Michael Mentele

software

Mental Models: The Dom

The DOM is an idea… not a thing

When I first learned about the DOM I was confused about how it was referred to as a ‘thing’ that could be accessed (false) and as a way of representing things (true).

The keyword is ‘model’ AKA representation. The DOM is a blueprint but often it is used to refer to the object tree that is the result of parsing markup. So, I thought I’d share this distinction.

What is the DOM?

The DOM is a way of representing a HTML document as a collection of nodes where each node is an object. This collection is organized into a tree based on how the HTML elements were nested. Everything is a node in the DOM. Each node contains, as properties, it’s parent, siblings, and children nodes (among other properties and methods).

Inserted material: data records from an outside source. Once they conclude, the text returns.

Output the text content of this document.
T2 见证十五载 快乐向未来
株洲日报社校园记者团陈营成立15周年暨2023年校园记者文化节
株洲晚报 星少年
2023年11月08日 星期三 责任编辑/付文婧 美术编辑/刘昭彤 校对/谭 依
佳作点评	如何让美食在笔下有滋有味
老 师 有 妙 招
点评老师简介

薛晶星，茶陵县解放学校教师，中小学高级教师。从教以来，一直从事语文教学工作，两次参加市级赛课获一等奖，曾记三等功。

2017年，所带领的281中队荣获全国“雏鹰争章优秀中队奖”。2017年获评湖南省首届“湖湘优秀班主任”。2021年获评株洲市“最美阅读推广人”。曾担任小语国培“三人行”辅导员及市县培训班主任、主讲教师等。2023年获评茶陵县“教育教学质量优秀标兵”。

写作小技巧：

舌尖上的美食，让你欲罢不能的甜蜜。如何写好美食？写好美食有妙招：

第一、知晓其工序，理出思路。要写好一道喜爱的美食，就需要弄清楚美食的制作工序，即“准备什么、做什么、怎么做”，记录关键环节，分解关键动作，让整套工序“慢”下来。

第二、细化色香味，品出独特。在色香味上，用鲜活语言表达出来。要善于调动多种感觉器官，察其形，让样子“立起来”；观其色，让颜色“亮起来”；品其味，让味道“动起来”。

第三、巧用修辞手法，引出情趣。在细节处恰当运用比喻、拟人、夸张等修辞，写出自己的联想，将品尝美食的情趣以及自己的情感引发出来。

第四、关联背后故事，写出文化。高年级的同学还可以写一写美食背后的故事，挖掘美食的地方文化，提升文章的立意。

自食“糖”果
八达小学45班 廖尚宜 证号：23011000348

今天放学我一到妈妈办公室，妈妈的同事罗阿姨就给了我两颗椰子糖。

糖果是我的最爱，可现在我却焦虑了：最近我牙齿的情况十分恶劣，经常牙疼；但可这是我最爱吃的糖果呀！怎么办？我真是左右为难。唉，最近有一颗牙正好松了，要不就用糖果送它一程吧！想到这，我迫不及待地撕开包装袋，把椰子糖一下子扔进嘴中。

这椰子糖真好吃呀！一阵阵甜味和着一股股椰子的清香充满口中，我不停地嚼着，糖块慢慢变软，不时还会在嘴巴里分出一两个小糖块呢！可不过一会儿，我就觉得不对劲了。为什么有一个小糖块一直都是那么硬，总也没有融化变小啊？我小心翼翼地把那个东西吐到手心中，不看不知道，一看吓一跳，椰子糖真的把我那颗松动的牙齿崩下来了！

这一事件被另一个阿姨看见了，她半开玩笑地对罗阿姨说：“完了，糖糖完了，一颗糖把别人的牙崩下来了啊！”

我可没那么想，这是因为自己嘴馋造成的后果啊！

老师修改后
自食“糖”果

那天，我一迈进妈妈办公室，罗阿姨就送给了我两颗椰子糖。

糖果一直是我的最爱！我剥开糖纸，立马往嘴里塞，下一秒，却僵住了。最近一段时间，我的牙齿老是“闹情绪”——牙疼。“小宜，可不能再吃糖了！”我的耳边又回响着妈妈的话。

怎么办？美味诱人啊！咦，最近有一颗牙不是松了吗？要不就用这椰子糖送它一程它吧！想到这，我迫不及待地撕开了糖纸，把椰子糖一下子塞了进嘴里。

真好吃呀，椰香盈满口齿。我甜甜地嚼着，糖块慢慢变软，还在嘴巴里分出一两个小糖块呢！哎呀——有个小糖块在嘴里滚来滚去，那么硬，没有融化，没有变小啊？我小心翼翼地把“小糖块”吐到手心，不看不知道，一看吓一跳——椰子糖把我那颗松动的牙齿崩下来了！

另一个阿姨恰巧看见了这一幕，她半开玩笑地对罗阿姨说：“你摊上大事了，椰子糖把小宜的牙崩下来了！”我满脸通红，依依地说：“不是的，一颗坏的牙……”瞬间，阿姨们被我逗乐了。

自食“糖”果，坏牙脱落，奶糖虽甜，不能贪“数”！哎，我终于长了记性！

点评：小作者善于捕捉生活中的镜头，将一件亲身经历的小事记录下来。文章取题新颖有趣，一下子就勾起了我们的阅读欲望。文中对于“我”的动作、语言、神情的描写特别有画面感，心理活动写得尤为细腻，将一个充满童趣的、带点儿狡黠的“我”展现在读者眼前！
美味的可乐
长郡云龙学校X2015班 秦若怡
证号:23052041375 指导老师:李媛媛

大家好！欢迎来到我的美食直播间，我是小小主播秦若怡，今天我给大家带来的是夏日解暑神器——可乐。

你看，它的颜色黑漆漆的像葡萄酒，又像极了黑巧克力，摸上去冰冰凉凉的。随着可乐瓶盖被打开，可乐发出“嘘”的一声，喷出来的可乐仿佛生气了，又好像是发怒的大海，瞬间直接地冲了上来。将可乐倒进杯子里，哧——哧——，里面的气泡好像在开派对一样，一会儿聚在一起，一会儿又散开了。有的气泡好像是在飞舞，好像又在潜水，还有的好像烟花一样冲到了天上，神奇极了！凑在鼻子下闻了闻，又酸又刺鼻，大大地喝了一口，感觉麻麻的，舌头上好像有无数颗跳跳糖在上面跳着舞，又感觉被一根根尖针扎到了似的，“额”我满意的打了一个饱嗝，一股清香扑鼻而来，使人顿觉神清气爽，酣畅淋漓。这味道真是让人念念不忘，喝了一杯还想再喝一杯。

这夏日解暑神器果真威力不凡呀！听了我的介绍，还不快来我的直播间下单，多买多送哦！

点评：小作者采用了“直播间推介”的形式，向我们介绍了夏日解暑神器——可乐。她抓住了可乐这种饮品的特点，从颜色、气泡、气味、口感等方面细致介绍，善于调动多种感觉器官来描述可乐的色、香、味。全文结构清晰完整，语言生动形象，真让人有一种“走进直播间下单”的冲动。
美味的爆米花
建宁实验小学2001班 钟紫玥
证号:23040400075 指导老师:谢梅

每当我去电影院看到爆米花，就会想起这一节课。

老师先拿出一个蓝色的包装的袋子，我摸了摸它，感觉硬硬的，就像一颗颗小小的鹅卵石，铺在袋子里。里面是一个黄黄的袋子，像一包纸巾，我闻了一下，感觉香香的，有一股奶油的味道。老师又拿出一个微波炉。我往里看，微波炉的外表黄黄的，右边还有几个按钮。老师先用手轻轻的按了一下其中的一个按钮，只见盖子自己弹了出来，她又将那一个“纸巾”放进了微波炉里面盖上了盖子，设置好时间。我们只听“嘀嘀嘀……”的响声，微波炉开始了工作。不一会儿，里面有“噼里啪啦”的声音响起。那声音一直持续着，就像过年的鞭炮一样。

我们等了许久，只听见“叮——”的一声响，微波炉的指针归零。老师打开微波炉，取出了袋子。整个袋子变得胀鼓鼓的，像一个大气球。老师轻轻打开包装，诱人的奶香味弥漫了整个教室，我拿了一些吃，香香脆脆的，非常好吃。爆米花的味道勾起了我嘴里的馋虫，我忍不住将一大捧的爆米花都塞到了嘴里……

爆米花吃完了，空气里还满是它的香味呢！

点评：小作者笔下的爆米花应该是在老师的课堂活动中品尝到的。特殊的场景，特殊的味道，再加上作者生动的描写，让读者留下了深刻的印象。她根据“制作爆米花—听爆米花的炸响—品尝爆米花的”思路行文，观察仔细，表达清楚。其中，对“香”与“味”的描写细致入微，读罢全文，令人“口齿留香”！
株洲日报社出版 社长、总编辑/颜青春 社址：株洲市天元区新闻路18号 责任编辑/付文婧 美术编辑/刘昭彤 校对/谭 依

It is important to note that the DOM is language agnostic. That is, it is a convention, with which any programming language can generate a tree of nodes that represents some mark up. Most commonly this is done with Javascript.

What Does it Look Like Really?

When we read about the DOM we typically see something like this:

This image is not what we are interacting with. When the HTML is parsed it creates a global object we refer to as the window (AKA context) for Javascript that lives in the browser. By default all other JS objects will delegate to the window as their prototype. You could say that all other objects extend this global object.

Okay, so what does the thing we interact with actually look like? Just a bunch of objects. In JS it would look something like:

// our page content
var body = { children: [h1, articl, div] };

// meta information and links
var head = { children: [link, script] };

// contains the html
var im_like_the_html = { children: [head, body] };

// contains the html and a bunch of methods
var im_like_the_document = { children: [html] };

// global object
var im_like_the_window = { children: [document] };

Of course each object would have many more methods and many more attributes (and probably extend a node object) but you get the idea. The document is really just some HTML parsed into a series of objects that you can use JS (and libraries like jQuery) to perform operations on.

It’s simple, but if you’re like me, it’s easy to overthink and overcomplicate what is going on behind the scenes.